Addy Osmani provides a detailed description of spec-driven LLM-based software development in How to write a good spec for AI agents.
This serves as a proposal for a formal programming and specification language designed specifically for LLM-driven software development. Consequently, there is a clear requirement for rigor and structure to minimize ambiguity and ensure the quality of the LLM’s generated responses.
The specification covers all the phases of software development:
- Requirements Engineering: The specification defines the features to be implemented using established formats such as user stories and use cases. This ensures the LLM has a clear functional boundary.
- Software Architecture: The LLM must be explicitly provided with the architectural styles and constraints (e.g., Microservices, Layered, Hexagonal) to ensure the generated components fit the broader system design.

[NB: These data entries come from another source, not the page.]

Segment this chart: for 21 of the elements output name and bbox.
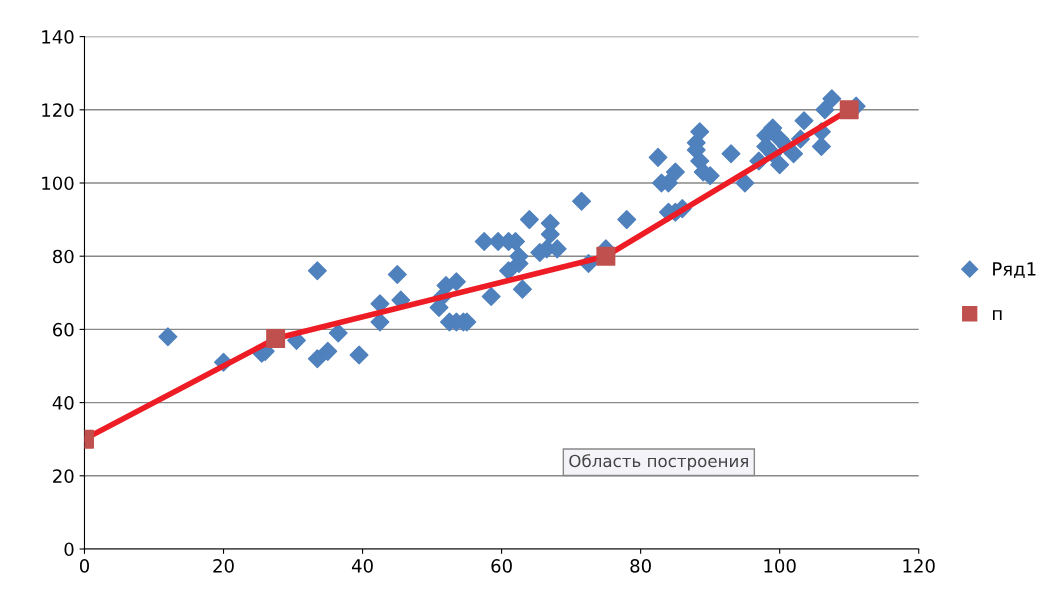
y-tick-label: 120 (42, 103, 74, 117)
y-tick-label: 40 (52, 396, 74, 410)
annotation: Область построения (569, 454, 748, 471)
x-tick-label: 20 (213, 559, 234, 573)
point (839, 100, 859, 120)
legend-label: п (993, 310, 1002, 321)
legend-label: Ряд1 (993, 262, 1036, 278)
x-tick-label: 100 (764, 559, 796, 573)
y-tick-label: 60 (53, 322, 74, 337)
x-tick-label: 120 (903, 559, 935, 573)
x-tick-label: 40 (351, 559, 373, 573)
point (266, 329, 286, 349)
y-tick-label: 0 (64, 542, 74, 557)
x-tick-label: 0 (79, 559, 90, 573)
y-tick-label: 100 (42, 176, 74, 191)
y-tick-label: 20 (53, 469, 74, 483)
x-tick-label: 80 (630, 559, 651, 573)
y-tick-label: 80 (53, 249, 74, 264)
point (596, 246, 616, 266)
y-tick-label: 140 (42, 30, 74, 44)
x-tick-label: 60 (491, 559, 512, 573)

- Software Design: Each task should specify the design patterns to be applied. This includes dedicated tasks for refactoring to ensure the code remains clean and maintainable.
- Software Implementation: Every generation task must define the specific coding standards and style guides to follow, ensuring the output is consistent with the existing codebase.
- Software Testing and Validation: Provide rigorous definitions, like invariants, from which the LLM can generate test cases.
- Project Management: Projects should be decomposed into atomic, concise tasks. This minimizes “context bloat” and keeps the LLM focused on a singular, high-quality goal.
When an LLM is integrated into an existing codebase, the repository itself functions as a de facto specification. The model naturally attempts to mirror the established patterns, architectural styles, and coding practices it encounters. However, if the codebase lacks homogeneity, it serves as a ‘poor specification’—leading the LLM to produce inconsistent or low-quality code that reflects the surrounding technical debt.
Consequently, the rigorous application of LLMs in software development demands a deep mastery of the core concepts, methods, and techniques of the software engineering discipline. Yet, as new dimensions of AI interaction become central to the developer’s role, a fundamental question arises: are these skills unique to software engineering, or are they universal to all LLM-based tasks? By stripping away domain-specific expertise, we can isolate the ‘residual’ elements of the interaction. The following aspects are essential to consider, as they remain entirely software engineering agnostic:
- Context Management: The skill of providing just enough background information for the LLM to understand the goal without “distracting” it with irrelevant data (often called context window optimization).
- Intent Disambiguation: The process of refining a vague human thought into a specific instruction. Whether you are asking for a “secure login” or a “healthy dinner,” the challenge is the same: reducing the gap between what you meant and what you said.
- Iterative Refinement (The Feedback Loop): The “conversation” itself. This is the skill of recognizing when an LLM has strayed off-path and providing the precise “nudge” or correction needed to bring it back.
- Verification of Truth (The Oracle Problem): Because LLMs are probabilistic, the “user” always acts as the final judge. The ability to verify if a response is factually correct or logically sound is a universal requirement.
LLMs are a new tool for software development, and mastering the associated software engineering-agnostic techniques is essential for the modern software engineer.